Se mi metto a cercare in rete la traduzione di “tasso”, inciampo immediatamente nella voce “rate”; voce che non mi molla più e mi viene declinata in mille modi di dire, tutti legati strettamente al mondo della finanza. Ma io invece cercavo la traduzione di “tasso”, inteso come meles meles, della famiglia dei mustelidi, e prima di trovare la parola inglese – “badger” – che traduce correttamente l’oggetto del mio interesse sono costretta a un percorso così lungo da indurmi un pensiero – forse banale, ma non certo scontato – che mi fa sorridere un po’ amaramente.

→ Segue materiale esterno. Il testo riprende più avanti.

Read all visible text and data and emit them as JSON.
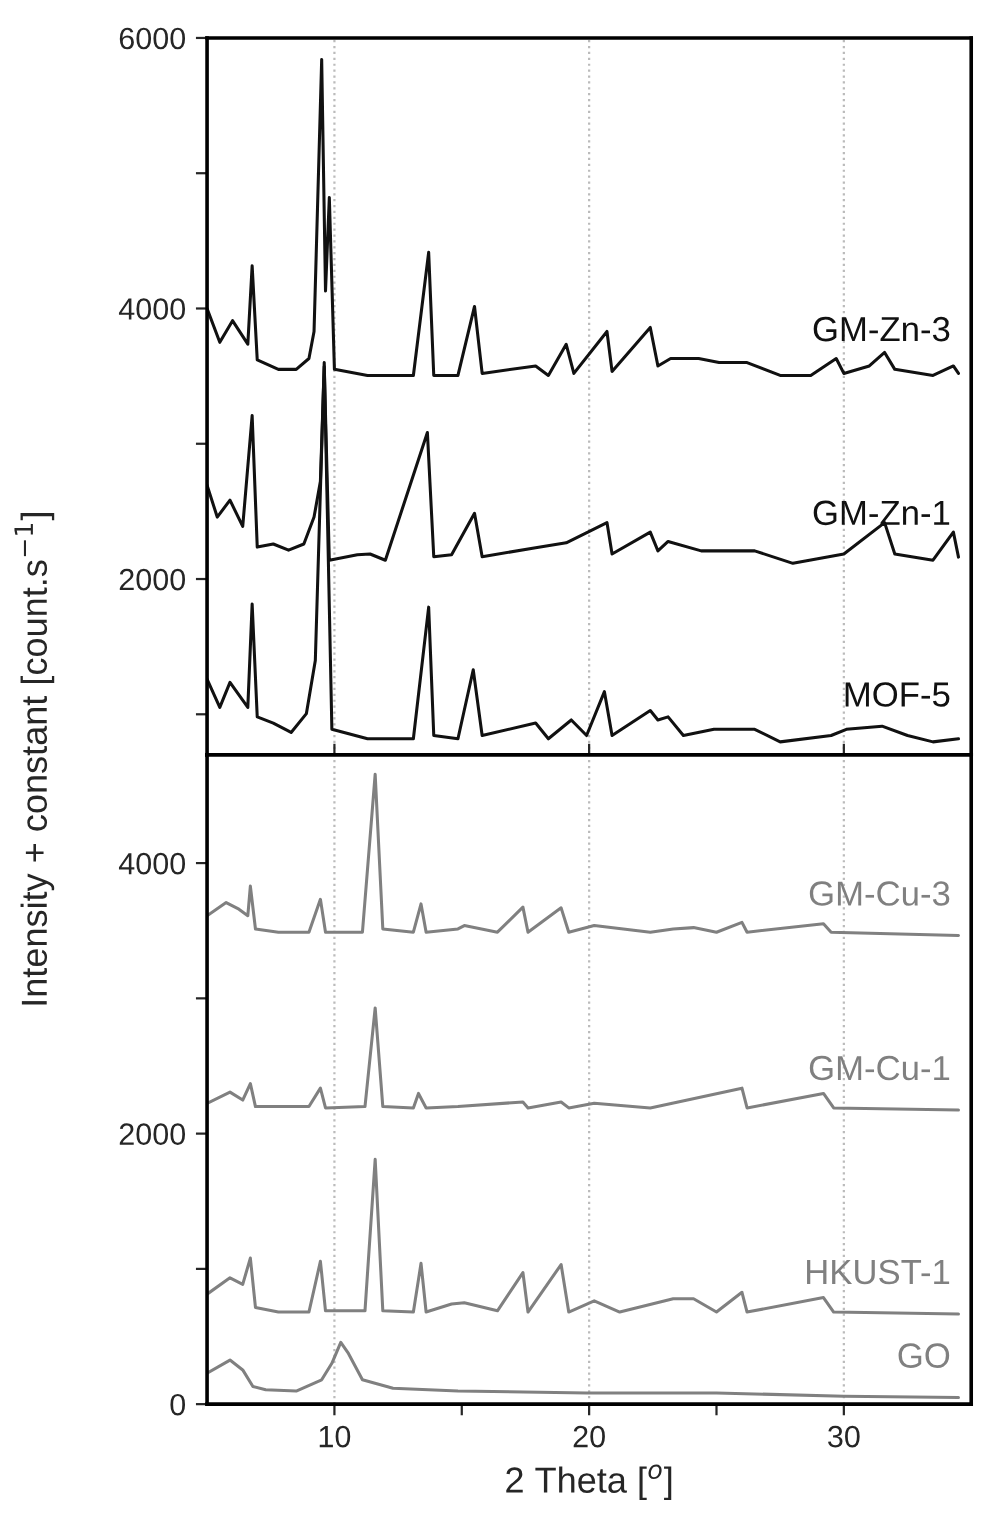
{
  "chart_data": [
    {
      "type": "line",
      "ylabel": "Intensity + constant [count.s$^{−1}$]",
      "xlim": [
        5,
        35
      ],
      "ylim": [
        700,
        6000
      ],
      "xticks": [
        10,
        20,
        30
      ],
      "yticks": [
        {
          "value": 1000,
          "label": null
        },
        2000,
        {
          "value": 3000,
          "label": null
        },
        4000,
        {
          "value": 5000,
          "label": null
        },
        6000
      ],
      "tick_labels": "y",
      "grid": "x",
      "legend": false,
      "line_style": "solid",
      "marker": "none",
      "series": [
        {
          "name": "GM-Zn-3",
          "color": "#111111",
          "x": [
            5.0,
            5.5,
            6.0,
            6.6,
            6.77,
            6.97,
            7.8,
            8.5,
            9.0,
            9.2,
            9.5,
            9.65,
            9.8,
            10.0,
            11.3,
            13.1,
            13.7,
            13.9,
            14.85,
            15.5,
            15.8,
            17.9,
            18.4,
            19.1,
            19.4,
            20.7,
            20.9,
            22.4,
            22.7,
            23.2,
            24.3,
            25.1,
            26.2,
            27.5,
            28.7,
            29.7,
            30.0,
            31.0,
            31.6,
            32.0,
            33.5,
            34.3,
            34.5
          ],
          "values": [
            4000,
            3750,
            3910,
            3736,
            4315,
            3620,
            3550,
            3550,
            3630,
            3830,
            5840,
            4130,
            4820,
            3550,
            3505,
            3505,
            4415,
            3505,
            3505,
            4015,
            3520,
            3575,
            3505,
            3735,
            3520,
            3830,
            3535,
            3860,
            3575,
            3630,
            3630,
            3600,
            3600,
            3505,
            3505,
            3630,
            3520,
            3575,
            3675,
            3550,
            3505,
            3575,
            3520
          ]
        },
        {
          "name": "GM-Zn-1",
          "color": "#111111",
          "x": [
            5.0,
            5.4,
            5.9,
            6.4,
            6.77,
            6.97,
            7.6,
            8.2,
            8.8,
            9.2,
            9.45,
            9.6,
            9.8,
            10.9,
            11.4,
            12.0,
            13.65,
            13.9,
            14.6,
            15.5,
            15.8,
            17.9,
            19.1,
            20.7,
            20.9,
            22.4,
            22.7,
            23.1,
            24.4,
            26.5,
            28.0,
            30.0,
            31.6,
            32.0,
            33.5,
            34.3,
            34.5
          ],
          "values": [
            2694,
            2458,
            2583,
            2389,
            3208,
            2236,
            2259,
            2213,
            2259,
            2458,
            2722,
            3570,
            2139,
            2180,
            2185,
            2139,
            3083,
            2165,
            2180,
            2486,
            2165,
            2231,
            2268,
            2417,
            2185,
            2347,
            2208,
            2278,
            2208,
            2208,
            2116,
            2185,
            2417,
            2185,
            2139,
            2347,
            2162
          ]
        },
        {
          "name": "MOF-5",
          "color": "#111111",
          "x": [
            5.0,
            5.5,
            5.9,
            6.6,
            6.77,
            6.97,
            7.6,
            8.3,
            8.9,
            9.25,
            9.6,
            9.9,
            11.3,
            13.1,
            13.7,
            13.9,
            14.85,
            15.45,
            15.8,
            17.9,
            18.4,
            19.3,
            19.9,
            20.6,
            20.9,
            22.4,
            22.7,
            23.1,
            23.7,
            24.9,
            26.5,
            27.5,
            29.5,
            30.1,
            31.5,
            32.5,
            33.5,
            34.5
          ],
          "values": [
            1259,
            1051,
            1236,
            1051,
            1815,
            981,
            935,
            866,
            1005,
            1398,
            3600,
            889,
            819,
            819,
            1792,
            843,
            819,
            1329,
            843,
            935,
            819,
            958,
            843,
            1167,
            843,
            1028,
            958,
            981,
            843,
            889,
            889,
            796,
            843,
            889,
            912,
            843,
            796,
            819
          ]
        }
      ]
    },
    {
      "type": "line",
      "xlabel": "2 Theta [$^{o}$]",
      "xlim": [
        5,
        35
      ],
      "ylim": [
        0,
        4800
      ],
      "xticks": [
        10,
        {
          "value": 15,
          "label": null
        },
        20,
        {
          "value": 25,
          "label": null
        },
        30
      ],
      "yticks": [
        0,
        {
          "value": 1000,
          "label": null
        },
        2000,
        {
          "value": 3000,
          "label": null
        },
        4000
      ],
      "grid": "x",
      "legend": false,
      "line_style": "solid",
      "marker": "none",
      "series": [
        {
          "name": "GM-Cu-3",
          "color": "#808080",
          "x": [
            5.0,
            5.75,
            6.25,
            6.6,
            6.7,
            6.9,
            7.8,
            9.0,
            9.45,
            9.65,
            11.1,
            11.6,
            11.9,
            13.1,
            13.4,
            13.6,
            14.85,
            15.1,
            16.4,
            17.4,
            17.6,
            18.9,
            19.2,
            20.2,
            22.4,
            23.3,
            24.1,
            25.0,
            26.0,
            26.2,
            29.2,
            29.5,
            34.5
          ],
          "values": [
            3611,
            3708,
            3659,
            3611,
            3830,
            3513,
            3489,
            3489,
            3732,
            3489,
            3489,
            4657,
            3513,
            3489,
            3698,
            3489,
            3513,
            3538,
            3489,
            3674,
            3489,
            3669,
            3489,
            3538,
            3489,
            3513,
            3523,
            3489,
            3562,
            3489,
            3552,
            3489,
            3465
          ]
        },
        {
          "name": "GM-Cu-1",
          "color": "#808080",
          "x": [
            5.0,
            5.9,
            6.4,
            6.7,
            6.9,
            7.8,
            9.0,
            9.45,
            9.65,
            11.2,
            11.6,
            11.9,
            13.1,
            13.3,
            13.6,
            14.85,
            17.4,
            17.6,
            18.9,
            19.2,
            20.2,
            22.4,
            26.0,
            26.2,
            29.2,
            29.6,
            34.5
          ],
          "values": [
            2224,
            2307,
            2248,
            2370,
            2200,
            2200,
            2200,
            2336,
            2190,
            2200,
            2929,
            2200,
            2190,
            2297,
            2190,
            2200,
            2234,
            2190,
            2234,
            2190,
            2224,
            2190,
            2336,
            2190,
            2297,
            2190,
            2175
          ]
        },
        {
          "name": "HKUST-1",
          "color": "#808080",
          "x": [
            5.0,
            5.9,
            6.4,
            6.7,
            6.9,
            7.8,
            9.0,
            9.45,
            9.65,
            11.2,
            11.6,
            11.9,
            13.1,
            13.4,
            13.6,
            14.6,
            15.1,
            16.4,
            17.4,
            17.6,
            18.9,
            19.2,
            20.2,
            21.2,
            23.3,
            24.1,
            25.0,
            26.0,
            26.2,
            29.2,
            29.6,
            34.5
          ],
          "values": [
            813,
            934,
            886,
            1080,
            715,
            681,
            681,
            1056,
            690,
            690,
            1810,
            690,
            681,
            1041,
            681,
            740,
            749,
            690,
            973,
            681,
            1032,
            681,
            764,
            681,
            779,
            779,
            681,
            827,
            681,
            788,
            681,
            667
          ]
        },
        {
          "name": "GO",
          "color": "#808080",
          "x": [
            5.0,
            5.9,
            6.4,
            6.8,
            7.3,
            8.5,
            9.5,
            9.9,
            10.25,
            10.55,
            11.1,
            12.3,
            14.85,
            19.9,
            25.0,
            30.0,
            34.5
          ],
          "values": [
            229,
            326,
            253,
            131,
            107,
            97,
            180,
            302,
            457,
            375,
            180,
            117,
            97,
            83,
            83,
            58,
            49
          ]
        }
      ]
    }
  ]
}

Se invece di cercare on line la traduzione, avessi fatto la ricerca consultando uno dei corposi volumi che ormai impilo, in casa, creando torri di carta nostalgiche, le cose si sarebbero svolte molto più correttamente – dal mio punto di vista – e avrei trovato facilmente le diverse accezioni della parola in questione.

Vivo in campagna e come tutti i viventi contemporanei conosco e subisco il ‘tasso d’interesse’, ma ho anche l’opportunità straordinaria di incontrare il tasso, animale interessante e (per chi è vissuto lungamente in città) quasi esotico.

Quest’anno ho anche incontrato ben due latrine di tasso, cioè dei buchi nel terreno che il mandiboluto animale scava per depositarvi le sue feci; e siccome nella mia camminata mattutina, tornando verso casa compio spesso lo stesso percorso, ne posso anche osservare l’interessante evoluzione. Sono certa che uno di questi giorni (o di queste sere) incontrerò pure l’animale e mi terrò a rispettosa distanza, perché il tasso – inteso come meles meles, o  anglofonicamente badger – è schivo, come tutti gli animali selvatici, ma anche poco cordiale.

Ma a proposito della parola, del suo significato e dei viaggi che una parola compie, intorno al mondo ma anche nella nostra mente e nei vissuti collettivi, facevo stamane una considerazione. Dicono che il mondo che io conosco – quello di carta e di parole sulla carta – sia finito; finito io non so, ma certo è molto cambiato (esito però a definirlo un’evoluzione). Penso spesso, con un certo candore, che l’ingresso della tecnologia – in questo caso il mondo digitale (con un po’ di pressapochismo) – sia un arricchimento, una comodità in più; ogni tanto invece devo prendere atto che è proprio un cambiamento di sguardo, talvolta universale.

Il ‘tasso’ che defeca nei buchi che scava ai margini di radure (tornando sempre lì a farla, dicono gli etologi) interessa ben poco, perché è qualcosa di infimo, rispetto all’altro tasso, quello d’interesse, o d’ascolto, o di qualcos’altro. E’ sempre una percentuale e mai un animale. Forse perché la natura è ancora qualcosa di scontato, di preesistente – uno scenario ininfluente in cui vivere -: la natura è tutt’ora l’ultimo dei pensieri nel mondo governato dalla finanza. E dal tasso d’interesse.